What to explore with NUMAPROF

Code annotation

NUMAPROF provides code annotations to map allocation metrics directly onto your source code.

Thread statistics

You get some statistics about memory accesses over threads.

Thread pinning history

Track all the thread pinning history and statistics to better understand your profile.

Access matrix

Profide a global and per thread access matrix to better understand the global balancing over your nodes.

Report on allocation site

Report remote/local accesses on access site and on allocation site to quickly find segments generating remote acceses.

Per-line details

When you put your mouse on access line you get all the details on this line with charts.

Assembly annotation

In addition to the source code annotation NUMAPROF annotate the assembly code to understand accesses at fine grain.

KNL MCDRAM

NUMAPROF provide a special instrumentation to track Intel KNL MCDRAM accesses.
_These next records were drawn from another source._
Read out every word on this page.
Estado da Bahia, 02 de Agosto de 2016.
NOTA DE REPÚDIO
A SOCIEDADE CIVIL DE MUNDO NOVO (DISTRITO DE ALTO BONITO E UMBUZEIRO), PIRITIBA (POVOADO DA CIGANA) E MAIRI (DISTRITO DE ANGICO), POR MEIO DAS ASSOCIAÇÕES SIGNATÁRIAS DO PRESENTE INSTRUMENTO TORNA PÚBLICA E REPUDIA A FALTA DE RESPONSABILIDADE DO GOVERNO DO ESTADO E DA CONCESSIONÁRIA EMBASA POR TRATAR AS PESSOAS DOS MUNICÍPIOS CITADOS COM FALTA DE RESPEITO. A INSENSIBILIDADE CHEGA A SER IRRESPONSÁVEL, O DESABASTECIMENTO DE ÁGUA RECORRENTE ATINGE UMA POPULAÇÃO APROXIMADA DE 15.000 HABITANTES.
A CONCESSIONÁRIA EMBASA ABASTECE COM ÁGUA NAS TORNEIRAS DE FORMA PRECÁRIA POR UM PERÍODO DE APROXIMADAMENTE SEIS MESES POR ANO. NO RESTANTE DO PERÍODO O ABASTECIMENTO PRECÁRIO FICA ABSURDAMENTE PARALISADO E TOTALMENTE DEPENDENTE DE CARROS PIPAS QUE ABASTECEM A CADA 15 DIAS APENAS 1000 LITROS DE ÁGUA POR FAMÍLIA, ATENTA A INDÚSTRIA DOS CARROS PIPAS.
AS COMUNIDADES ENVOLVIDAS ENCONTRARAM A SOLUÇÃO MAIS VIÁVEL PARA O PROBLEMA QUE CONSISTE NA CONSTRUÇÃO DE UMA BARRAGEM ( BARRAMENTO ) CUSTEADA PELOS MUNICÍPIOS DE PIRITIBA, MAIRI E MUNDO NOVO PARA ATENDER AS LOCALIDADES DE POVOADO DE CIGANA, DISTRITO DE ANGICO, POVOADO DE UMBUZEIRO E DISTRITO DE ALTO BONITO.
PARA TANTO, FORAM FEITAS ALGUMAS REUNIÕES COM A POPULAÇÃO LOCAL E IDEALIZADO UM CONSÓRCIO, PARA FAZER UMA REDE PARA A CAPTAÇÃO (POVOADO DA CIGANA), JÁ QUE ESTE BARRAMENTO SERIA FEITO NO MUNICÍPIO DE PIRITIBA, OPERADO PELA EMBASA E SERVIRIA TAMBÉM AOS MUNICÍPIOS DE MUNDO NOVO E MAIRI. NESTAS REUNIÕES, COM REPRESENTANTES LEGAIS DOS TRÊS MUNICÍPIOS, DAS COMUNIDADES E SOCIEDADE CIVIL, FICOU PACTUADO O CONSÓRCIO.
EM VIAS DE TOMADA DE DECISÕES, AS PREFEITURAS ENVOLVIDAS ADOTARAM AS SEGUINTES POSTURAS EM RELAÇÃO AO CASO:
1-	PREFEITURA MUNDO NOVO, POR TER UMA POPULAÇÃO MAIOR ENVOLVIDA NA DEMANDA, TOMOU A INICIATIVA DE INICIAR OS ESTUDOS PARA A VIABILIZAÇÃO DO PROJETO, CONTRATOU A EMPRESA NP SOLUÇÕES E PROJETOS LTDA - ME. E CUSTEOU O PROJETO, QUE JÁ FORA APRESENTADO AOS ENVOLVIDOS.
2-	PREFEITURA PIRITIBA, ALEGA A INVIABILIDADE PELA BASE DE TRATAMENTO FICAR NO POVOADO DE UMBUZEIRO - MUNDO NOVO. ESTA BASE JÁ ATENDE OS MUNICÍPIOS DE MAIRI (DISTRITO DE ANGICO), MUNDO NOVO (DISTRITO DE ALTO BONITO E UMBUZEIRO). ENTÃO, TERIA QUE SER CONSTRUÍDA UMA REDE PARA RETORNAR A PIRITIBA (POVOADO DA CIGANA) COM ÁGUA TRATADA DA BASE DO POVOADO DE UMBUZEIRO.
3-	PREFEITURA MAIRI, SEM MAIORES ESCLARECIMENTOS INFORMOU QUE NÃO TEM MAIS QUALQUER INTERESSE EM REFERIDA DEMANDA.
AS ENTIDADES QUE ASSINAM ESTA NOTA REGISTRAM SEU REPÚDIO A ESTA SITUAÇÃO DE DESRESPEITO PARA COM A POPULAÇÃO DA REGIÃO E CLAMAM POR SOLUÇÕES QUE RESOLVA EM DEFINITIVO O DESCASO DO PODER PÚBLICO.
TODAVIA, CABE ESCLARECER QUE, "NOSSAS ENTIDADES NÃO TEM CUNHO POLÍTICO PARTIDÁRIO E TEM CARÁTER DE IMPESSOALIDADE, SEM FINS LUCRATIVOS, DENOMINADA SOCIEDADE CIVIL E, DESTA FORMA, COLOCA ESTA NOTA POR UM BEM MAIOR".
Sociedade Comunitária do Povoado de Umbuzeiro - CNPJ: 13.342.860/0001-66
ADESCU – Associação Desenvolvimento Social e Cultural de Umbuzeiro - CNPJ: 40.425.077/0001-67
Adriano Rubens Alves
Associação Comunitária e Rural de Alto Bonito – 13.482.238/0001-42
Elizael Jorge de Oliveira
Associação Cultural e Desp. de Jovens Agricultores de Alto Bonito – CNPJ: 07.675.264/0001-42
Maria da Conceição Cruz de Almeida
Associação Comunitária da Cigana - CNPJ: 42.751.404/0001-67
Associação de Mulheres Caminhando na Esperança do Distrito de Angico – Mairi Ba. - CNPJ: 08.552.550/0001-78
Track thread and page pinning

NUMAPROF track pinning of threads and pages to detect unpinned (undefined) behavior which can be improved.

Kcachegrind

NUMAPROF can convert is native output format to callgrind compatible format.

About NUMAPROF

Web-based GUI

NUMAPROF uses a web-based GUI hosted by an embedded server in python. The GUI uses JS libraries like JQuery and D3JS.

JSON based format

NUMAPROF uses a JSON file format, so might be reused without too much effort by other software. The drawback is that it produces bigger files.

Ignore local stack

To get faster NUMAPROF do no instrument the local stack accesses, this largely reduce the overhead.

Track first touch

NUMAPROF track the first touch which determines the page location and report the in the profile.

Native parallel execution

Unlike valgrind and thanks to pintool, NUMAPROF is parallel and only be slow down by the binary instrumentation.

40x overhead

The typical overhead of NUMAPROF is 40x depending on how much you access your stack or heap.